A la citoyenne Morand La Mère rue Chalier, à Commune Affranchie
Le 22 vendémiaire l'an 3 de l'ère républicaine

Ma chère et tendre amie,

La maladie est venue succéder aux circonstances, et continuer de me priver du plaisir et de la consolation de m'entretenir quelquefois avec vous ; mon mal n'a point été aussi violent que dans les autres attaques, les douleurs n'ont point été aussi aiguës, aussi vagues, et cependant la fièvre, les sueurs ont été aussi fortes et la première ne peut se décider à me quitter, à la vérité les accès qui sont revenus, bien contre mon attente et mon espoir, ne sont point considérables et peuvent me laisser croire que j'en serai bientôt débarrassé [...].

Vous voyez que je ne crains pas de vous parler en détail de ma santé, avant de vous demander des nouvelles de la vôtre. Mais je sais que vous êtes instruite de ma maladie, je connais toute votre tendresse, et je ne doute pas que vous ne soyez en peine sur mon compte, et bien aise d'être rassurée par moi-même.

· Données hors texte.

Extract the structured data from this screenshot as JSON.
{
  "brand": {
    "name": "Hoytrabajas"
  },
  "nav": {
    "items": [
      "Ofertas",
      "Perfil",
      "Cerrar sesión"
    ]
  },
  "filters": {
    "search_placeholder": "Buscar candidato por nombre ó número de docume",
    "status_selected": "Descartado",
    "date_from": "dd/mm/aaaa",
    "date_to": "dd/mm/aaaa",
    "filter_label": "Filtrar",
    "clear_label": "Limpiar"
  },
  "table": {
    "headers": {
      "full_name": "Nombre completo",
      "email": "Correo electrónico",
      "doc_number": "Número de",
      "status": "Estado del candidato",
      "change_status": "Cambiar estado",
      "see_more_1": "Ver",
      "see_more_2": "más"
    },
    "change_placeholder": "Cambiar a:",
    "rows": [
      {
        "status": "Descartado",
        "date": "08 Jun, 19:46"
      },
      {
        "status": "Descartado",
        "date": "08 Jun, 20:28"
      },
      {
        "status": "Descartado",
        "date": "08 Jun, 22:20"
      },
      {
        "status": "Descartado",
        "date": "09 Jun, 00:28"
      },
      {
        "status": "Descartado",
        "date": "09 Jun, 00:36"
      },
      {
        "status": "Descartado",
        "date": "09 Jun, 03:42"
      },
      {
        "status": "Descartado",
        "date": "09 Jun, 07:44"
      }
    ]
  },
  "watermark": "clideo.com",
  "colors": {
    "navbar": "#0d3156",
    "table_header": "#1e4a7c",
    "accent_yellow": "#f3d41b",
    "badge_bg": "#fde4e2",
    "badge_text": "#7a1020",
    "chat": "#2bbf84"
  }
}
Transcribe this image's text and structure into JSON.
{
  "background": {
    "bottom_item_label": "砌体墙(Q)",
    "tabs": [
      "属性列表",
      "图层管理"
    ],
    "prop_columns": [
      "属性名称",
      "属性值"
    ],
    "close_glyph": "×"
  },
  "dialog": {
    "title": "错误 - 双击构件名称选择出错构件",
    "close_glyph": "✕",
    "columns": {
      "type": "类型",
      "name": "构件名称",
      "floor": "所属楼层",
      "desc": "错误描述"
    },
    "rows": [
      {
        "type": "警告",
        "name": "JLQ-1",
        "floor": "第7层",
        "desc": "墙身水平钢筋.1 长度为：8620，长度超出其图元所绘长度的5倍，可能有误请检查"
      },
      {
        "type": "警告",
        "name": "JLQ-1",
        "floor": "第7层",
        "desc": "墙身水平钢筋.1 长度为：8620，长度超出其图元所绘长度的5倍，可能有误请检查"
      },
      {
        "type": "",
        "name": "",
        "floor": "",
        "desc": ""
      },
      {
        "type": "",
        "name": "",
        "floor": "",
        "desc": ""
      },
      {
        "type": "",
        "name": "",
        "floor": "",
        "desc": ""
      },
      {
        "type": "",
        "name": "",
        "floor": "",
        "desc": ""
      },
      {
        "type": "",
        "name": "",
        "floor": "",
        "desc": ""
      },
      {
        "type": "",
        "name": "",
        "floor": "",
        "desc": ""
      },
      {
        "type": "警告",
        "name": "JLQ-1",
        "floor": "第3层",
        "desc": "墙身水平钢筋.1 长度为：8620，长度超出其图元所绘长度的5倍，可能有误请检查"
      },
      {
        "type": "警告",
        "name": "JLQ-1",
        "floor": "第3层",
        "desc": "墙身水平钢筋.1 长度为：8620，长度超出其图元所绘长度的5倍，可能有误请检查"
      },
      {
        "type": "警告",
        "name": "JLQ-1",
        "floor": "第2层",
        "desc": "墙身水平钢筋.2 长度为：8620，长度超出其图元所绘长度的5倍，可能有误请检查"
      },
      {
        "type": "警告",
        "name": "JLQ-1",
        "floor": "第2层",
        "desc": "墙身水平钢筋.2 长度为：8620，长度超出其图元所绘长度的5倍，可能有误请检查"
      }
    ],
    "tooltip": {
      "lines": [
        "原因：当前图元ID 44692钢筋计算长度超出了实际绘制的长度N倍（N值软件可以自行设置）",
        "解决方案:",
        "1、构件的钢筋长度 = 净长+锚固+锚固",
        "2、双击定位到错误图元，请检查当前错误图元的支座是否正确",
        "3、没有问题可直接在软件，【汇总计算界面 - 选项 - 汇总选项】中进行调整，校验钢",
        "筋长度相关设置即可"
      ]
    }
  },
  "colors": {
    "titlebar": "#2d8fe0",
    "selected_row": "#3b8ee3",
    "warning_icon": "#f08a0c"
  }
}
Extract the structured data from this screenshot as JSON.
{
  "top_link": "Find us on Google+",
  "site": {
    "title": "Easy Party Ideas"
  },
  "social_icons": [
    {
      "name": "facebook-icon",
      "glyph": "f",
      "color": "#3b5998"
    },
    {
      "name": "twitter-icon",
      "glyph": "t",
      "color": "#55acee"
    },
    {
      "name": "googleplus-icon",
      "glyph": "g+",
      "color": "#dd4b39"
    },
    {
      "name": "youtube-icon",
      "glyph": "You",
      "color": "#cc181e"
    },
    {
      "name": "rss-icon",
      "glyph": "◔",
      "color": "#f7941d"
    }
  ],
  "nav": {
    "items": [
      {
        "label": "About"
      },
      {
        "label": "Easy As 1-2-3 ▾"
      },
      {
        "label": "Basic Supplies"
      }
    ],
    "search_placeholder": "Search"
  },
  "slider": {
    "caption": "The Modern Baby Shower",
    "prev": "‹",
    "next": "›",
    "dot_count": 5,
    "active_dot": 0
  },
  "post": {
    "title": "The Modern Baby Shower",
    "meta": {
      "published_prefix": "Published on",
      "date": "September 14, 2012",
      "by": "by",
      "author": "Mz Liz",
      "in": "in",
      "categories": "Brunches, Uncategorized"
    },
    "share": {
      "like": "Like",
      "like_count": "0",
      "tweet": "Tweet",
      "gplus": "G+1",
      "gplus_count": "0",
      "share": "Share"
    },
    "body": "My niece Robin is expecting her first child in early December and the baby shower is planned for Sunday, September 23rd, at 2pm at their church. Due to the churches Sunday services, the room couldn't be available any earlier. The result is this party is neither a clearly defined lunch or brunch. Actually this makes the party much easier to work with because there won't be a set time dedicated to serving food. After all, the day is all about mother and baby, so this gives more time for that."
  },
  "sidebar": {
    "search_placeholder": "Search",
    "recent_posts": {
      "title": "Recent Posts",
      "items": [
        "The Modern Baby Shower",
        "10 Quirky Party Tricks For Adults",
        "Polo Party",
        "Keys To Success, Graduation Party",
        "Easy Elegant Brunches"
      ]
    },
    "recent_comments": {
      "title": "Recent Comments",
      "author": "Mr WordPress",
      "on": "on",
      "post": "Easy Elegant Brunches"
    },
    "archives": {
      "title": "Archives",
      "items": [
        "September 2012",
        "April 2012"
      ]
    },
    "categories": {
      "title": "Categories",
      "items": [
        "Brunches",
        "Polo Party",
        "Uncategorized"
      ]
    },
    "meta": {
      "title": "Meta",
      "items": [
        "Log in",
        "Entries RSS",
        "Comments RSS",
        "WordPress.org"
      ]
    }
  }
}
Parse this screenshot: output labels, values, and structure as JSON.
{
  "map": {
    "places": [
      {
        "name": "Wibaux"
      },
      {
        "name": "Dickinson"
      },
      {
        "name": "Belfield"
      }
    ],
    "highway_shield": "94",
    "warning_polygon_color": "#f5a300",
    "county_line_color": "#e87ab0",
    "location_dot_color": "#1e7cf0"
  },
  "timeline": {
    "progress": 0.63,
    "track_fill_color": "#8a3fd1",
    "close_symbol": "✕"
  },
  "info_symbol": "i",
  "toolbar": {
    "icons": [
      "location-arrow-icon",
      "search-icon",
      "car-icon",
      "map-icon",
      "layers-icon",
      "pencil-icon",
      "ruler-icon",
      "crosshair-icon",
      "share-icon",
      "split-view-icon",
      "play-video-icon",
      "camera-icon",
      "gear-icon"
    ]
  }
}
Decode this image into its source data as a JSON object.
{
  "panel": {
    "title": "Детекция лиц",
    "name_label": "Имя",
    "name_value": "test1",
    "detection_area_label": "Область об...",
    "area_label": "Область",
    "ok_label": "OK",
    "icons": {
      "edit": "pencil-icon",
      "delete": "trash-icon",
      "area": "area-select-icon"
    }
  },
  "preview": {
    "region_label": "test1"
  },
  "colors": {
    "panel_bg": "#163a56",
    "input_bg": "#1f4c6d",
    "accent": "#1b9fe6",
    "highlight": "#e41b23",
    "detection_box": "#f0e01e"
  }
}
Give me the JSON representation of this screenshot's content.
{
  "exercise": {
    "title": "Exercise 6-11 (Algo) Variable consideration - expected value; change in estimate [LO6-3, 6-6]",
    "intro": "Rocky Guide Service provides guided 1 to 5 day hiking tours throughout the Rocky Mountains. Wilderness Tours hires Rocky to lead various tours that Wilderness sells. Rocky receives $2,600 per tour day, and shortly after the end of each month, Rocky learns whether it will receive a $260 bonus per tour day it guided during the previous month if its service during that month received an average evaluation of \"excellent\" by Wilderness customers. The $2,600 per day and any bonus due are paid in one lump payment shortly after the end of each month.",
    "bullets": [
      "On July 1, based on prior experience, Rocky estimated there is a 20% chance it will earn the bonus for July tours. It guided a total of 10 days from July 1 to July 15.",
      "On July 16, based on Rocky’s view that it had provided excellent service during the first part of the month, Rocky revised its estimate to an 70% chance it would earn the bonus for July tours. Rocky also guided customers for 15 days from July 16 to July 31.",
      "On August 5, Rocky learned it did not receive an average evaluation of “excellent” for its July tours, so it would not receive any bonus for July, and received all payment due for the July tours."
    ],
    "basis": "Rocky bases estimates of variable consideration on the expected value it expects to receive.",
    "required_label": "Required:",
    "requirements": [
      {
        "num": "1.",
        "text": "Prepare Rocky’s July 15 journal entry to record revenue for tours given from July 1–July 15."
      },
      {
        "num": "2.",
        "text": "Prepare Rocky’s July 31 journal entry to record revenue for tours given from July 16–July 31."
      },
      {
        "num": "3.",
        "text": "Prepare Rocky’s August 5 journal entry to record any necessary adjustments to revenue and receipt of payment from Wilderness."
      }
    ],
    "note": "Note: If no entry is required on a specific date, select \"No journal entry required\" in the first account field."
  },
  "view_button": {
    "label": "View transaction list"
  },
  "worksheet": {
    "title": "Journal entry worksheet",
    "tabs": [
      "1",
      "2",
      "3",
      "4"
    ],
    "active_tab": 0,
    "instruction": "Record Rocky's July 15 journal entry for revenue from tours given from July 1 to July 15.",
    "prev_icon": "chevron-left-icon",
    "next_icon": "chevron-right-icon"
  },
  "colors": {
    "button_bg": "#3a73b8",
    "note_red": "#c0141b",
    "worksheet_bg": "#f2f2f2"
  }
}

Je m'étais flatté que vous auriez pu aller passer quelque temps à la campagne, vous aviez tant besoin de sortir d'où vous êtes ! j'ai donc appris avec peine que les circonstances mêmes de votre Malheur vous obligeaient à ne pas quitter votre poste. Tout paraît devoir nous faire espérer plus de tranquillité et de calme ; l'énergie de la Convention en communique enfin aux vrais républicains dont les voix étaient étouffées par celles des intrigants ; les changements ne peuvent qu'apporter des adoucissements à vos maux, mais je sens très bien qu'il en est d'irréparables, et le changement de ma position, l'espérance même dont je ne peux quelque fois me défendre de me retrouver quelques jours au milieu de ce qui me reste de cher, rien ne peut me faire oublier ce que j'ai perdu, j'ai étourdi ma douleur tant que j'ai pu mais je sens qu'elle renaît sans cesse, et le calme douloureux de la maladie, la faiblesse qui l'accompagne ont bien contribué à la nourrir et à la redoubler.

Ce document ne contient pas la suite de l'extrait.